Le médicament liquide doit être agité avant le prélèvement et administré à l’enfant en position assise. Il faut bien nettoyer la pipette à l’eau du robinet et la ranger dans la boîte ou la coller sur le flacon, de manière à ne pas la perdre (ni en utiliser une autre potentiellement inadaptée). Pour les médicaments cytotoxiques (Xaluprine), il faut obligatoirement jeter la pipette dans une filière adaptée aux cytotoxiques.

Le conseil aux familles

L’Agence nationale de sécurité du médicament et des autres produits de santé (ANSM) énumère, pour les patients et leurs proches, quatre règles pour limiter le risque d’erreur (5) :

→ à chaque médicament donné correspond un dispositif d’administration : les dispositifs ne sont pas universels ni interchangeables et sont spécifiques du médicament avec lesquels ils ont été délivrés ;

→ toujours conserver le dispositif d’administration avec le médicament correspondant ;

→ en cas de doute sur l’utilisation du dispositif d’administration ou sur la prescription, demander conseil à un professionnel de santé ;

→ toujours lire la notice d’information avant l’utilisation.

Aux professionnels de santé, notamment aux pharmaciens lors de la dispensation et aux infirmières libérales lors de l’administration, de sensibiliser les patients à ces aspects, en s’assurant « de la bonne compréhension de la posologie et du mode d’administration des médicaments par le patient ou ses proches ». L’ANSM incite les professionnels à « regarder le dispositif d’administration avec le patient ou ses proches ». Les professionnels de santé s’assurent aussi que le médicament et son conditionnement sont les plus adaptés au patient.

(1) On dit qu’une cuillère à café contient 5 ml, celle à dessert 10 ml, celle à soupe 15 ml…

(2) Relire l’item sur “les populations à risque” dans notre cahier de formation sur l’automédication, dans le numéro 294 de juillet-août 2013.

(3) À lire, Florence Bontemps et Damien Lacroix, “Piège des formes pédiatriques”, Le Moniteur des pharmacies, cahier 2 du numéro 2982, mai 2013.

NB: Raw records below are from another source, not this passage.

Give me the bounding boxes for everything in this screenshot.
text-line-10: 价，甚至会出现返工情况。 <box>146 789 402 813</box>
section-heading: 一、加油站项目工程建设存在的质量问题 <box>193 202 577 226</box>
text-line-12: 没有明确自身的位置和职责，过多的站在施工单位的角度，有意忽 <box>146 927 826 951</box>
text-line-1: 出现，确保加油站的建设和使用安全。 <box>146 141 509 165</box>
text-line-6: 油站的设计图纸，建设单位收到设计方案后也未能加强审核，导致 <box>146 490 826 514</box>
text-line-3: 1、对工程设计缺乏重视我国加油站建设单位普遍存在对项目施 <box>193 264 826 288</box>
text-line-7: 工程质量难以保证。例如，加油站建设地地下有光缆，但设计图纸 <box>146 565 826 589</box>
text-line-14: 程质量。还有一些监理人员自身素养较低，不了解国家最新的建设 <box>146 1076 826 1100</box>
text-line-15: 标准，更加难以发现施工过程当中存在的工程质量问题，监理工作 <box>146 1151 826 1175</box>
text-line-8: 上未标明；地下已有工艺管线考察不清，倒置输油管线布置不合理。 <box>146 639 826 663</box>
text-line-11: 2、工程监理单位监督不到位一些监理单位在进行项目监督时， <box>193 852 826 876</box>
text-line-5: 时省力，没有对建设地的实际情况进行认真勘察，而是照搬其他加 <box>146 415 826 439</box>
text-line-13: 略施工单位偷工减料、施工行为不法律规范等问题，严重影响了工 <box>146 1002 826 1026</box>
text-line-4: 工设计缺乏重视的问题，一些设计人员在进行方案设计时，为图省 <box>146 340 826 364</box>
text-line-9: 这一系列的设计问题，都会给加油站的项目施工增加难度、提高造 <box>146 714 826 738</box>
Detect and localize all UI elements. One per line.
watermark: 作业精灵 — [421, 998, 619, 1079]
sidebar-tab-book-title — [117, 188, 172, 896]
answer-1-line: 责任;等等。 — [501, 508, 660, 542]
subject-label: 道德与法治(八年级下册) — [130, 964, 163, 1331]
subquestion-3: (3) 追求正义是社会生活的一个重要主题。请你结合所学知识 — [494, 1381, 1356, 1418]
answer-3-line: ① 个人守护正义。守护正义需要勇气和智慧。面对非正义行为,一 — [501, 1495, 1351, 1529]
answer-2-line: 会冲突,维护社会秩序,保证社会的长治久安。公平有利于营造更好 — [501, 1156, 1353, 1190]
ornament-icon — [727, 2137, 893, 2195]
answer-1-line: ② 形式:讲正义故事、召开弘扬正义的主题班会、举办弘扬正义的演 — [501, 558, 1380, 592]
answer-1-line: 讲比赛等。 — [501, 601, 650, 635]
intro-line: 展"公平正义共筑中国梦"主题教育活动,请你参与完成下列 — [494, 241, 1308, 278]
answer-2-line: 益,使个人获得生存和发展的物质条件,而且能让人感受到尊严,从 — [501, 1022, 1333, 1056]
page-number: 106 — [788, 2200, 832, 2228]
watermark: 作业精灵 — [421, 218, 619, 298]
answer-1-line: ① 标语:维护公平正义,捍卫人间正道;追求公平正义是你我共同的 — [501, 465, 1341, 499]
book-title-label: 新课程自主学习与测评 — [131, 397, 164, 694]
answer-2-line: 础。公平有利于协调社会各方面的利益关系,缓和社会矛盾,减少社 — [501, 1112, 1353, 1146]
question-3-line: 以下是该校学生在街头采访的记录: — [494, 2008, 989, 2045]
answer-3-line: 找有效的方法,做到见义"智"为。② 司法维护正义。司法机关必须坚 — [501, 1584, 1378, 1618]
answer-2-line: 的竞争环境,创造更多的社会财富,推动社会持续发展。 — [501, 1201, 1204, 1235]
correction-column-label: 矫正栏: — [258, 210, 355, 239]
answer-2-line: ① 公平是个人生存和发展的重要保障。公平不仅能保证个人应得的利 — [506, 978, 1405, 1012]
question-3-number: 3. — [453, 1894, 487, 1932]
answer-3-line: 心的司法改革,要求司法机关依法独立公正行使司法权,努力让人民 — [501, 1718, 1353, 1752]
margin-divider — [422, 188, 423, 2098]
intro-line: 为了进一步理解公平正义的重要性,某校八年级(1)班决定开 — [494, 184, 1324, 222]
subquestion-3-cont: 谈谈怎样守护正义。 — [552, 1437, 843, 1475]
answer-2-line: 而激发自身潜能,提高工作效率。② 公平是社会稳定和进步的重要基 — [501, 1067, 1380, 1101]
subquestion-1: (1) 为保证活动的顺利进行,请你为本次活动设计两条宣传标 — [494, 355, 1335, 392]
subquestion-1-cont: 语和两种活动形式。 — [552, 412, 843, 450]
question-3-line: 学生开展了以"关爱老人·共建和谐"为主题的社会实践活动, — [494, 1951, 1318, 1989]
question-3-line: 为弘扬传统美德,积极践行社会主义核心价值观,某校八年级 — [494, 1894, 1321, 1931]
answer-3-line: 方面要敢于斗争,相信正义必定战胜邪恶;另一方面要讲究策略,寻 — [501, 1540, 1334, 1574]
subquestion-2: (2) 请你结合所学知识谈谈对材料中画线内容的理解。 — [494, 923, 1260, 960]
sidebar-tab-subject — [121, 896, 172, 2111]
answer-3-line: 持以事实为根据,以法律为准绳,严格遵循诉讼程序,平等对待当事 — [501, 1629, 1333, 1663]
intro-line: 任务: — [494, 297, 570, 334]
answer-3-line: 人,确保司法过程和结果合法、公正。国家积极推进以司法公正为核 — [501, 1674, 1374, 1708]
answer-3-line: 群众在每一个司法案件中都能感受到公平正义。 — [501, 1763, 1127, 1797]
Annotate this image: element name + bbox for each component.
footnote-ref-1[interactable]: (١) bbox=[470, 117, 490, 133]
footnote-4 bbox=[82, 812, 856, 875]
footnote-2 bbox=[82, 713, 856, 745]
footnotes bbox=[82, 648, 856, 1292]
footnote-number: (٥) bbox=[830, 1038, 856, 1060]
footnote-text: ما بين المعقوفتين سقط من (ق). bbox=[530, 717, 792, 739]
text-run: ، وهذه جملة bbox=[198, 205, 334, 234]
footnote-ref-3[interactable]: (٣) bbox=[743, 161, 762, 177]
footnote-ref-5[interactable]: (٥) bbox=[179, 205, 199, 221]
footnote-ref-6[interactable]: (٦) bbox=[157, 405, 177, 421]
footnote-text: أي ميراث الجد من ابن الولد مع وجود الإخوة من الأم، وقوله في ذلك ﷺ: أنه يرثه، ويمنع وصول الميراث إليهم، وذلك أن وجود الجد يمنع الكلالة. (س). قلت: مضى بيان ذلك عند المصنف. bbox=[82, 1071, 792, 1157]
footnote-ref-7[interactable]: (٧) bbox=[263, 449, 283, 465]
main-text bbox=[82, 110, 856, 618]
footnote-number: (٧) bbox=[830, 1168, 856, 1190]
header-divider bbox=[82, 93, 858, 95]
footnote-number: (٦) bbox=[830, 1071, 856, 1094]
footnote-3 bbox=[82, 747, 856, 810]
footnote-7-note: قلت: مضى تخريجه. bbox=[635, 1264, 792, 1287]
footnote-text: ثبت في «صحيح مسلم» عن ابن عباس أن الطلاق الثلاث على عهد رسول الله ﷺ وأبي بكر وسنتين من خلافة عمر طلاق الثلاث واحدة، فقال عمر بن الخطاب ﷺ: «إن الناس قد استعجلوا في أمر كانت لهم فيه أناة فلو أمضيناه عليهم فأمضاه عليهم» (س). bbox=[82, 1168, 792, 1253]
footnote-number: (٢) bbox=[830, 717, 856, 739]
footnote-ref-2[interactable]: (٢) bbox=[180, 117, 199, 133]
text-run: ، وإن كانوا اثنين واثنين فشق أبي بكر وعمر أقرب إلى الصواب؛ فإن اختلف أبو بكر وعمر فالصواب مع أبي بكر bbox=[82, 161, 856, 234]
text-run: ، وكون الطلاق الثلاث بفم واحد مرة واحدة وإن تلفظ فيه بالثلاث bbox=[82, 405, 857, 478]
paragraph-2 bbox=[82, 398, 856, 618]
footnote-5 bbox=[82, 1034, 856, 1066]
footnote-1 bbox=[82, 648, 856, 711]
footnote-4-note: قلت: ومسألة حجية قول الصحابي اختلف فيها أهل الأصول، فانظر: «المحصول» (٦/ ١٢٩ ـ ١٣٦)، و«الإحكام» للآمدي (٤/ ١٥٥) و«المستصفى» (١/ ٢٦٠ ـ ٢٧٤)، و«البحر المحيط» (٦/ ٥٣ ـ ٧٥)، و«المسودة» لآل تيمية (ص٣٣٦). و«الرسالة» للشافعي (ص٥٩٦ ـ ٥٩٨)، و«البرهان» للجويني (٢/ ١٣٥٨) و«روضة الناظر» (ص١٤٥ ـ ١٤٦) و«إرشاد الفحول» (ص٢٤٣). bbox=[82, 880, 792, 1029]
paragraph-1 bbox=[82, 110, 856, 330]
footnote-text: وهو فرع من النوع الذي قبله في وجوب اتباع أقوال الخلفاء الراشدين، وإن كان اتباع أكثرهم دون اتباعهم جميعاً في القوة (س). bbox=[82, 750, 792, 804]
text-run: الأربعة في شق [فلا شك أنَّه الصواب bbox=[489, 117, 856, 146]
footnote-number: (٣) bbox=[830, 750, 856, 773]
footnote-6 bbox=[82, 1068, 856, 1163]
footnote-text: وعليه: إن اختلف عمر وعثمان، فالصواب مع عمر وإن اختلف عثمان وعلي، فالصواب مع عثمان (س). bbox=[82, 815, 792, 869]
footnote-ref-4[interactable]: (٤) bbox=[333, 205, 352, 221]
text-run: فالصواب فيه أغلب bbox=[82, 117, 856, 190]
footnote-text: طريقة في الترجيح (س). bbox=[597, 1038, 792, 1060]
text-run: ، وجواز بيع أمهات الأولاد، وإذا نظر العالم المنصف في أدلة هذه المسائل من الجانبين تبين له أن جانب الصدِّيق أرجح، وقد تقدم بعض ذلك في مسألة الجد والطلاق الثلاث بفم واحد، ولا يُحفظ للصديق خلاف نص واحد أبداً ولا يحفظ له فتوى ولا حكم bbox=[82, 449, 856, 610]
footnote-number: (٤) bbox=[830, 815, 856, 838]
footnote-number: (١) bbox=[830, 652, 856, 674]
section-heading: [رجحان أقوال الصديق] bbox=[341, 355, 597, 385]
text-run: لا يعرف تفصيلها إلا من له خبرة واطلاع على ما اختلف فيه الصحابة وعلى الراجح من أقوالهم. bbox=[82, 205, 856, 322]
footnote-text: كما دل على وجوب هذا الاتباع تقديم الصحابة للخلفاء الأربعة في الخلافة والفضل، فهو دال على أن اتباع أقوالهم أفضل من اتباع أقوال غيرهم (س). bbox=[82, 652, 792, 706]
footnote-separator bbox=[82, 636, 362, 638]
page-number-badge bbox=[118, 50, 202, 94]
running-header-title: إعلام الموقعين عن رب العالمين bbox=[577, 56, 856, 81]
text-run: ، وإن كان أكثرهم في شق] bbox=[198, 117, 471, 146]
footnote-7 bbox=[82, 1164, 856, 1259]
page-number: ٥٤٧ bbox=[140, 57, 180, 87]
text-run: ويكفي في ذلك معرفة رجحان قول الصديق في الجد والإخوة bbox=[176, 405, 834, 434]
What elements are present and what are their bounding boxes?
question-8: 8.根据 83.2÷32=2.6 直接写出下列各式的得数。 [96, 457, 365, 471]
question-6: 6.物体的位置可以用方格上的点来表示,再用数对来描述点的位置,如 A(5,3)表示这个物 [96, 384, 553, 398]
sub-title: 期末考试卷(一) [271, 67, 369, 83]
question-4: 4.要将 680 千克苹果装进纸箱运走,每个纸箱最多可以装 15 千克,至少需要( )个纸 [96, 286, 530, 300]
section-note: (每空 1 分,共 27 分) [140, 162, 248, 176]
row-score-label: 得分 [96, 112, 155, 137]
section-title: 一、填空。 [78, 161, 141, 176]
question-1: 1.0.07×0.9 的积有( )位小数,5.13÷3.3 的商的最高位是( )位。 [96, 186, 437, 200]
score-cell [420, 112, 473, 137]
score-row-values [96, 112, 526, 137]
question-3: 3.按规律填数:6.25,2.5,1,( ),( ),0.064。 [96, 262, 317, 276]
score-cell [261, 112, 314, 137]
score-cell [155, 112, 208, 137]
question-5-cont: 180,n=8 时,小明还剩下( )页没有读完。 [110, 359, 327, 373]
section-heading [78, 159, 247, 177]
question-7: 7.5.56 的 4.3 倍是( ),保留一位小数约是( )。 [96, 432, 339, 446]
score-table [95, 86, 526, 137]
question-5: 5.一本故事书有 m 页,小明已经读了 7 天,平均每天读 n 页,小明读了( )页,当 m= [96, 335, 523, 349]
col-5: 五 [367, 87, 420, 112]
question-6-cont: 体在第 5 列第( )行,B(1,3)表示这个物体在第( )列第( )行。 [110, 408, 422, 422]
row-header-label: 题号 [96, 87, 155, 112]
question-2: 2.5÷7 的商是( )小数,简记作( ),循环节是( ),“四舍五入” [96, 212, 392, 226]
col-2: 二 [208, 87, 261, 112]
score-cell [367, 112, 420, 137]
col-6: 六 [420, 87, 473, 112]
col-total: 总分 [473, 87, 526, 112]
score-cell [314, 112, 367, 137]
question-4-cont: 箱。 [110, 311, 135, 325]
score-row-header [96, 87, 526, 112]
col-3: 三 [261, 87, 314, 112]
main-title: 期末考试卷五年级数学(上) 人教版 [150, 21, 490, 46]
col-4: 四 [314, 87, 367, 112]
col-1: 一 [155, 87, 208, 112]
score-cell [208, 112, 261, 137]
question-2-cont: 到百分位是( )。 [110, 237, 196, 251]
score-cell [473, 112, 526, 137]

(4) Des pharmacies hospitalières sont toujours sollicitées pour fabriquer ce produit (fiche du Codenfan à consulter en ligne : bit.ly/1zZVWou).

(5) Campagne d’information “Ne vous mélangez pas les pipettes”, novembre 2013, à lire sur le site de l’ANSM, via ce raccourci : bit.ly/1GQWxpH

Délicate reconstitution

Pour le Cozaar en solution buvable, qui se présente sous forme de poudre à reconstituer par un professionnel de santé, la boîte contient 473 mL de solvant, or il faut 200 mL pour le reconstituer. Le flacon a une contenance prévue de 240 mL pour un volume de reconstitution de 200 mL, d’où un risque de sous-dosage. Dans certaines conditions, il est recommandé, voire imposé, que ce soit le pharmacien qui réalise la reconstitution initiale du médicament. Cela est ainsi recommandé pour le Revatio (sildénafil) disponible dans les pharmacies d’hôpital ; obligatoire pour le CellCept (mycophénolate mofétil) (1 g/5 mL) pour nourrisson et enfant (tératogène et pour lequel le volume d’eau à ajouter, en deux fois, est de 94 mL).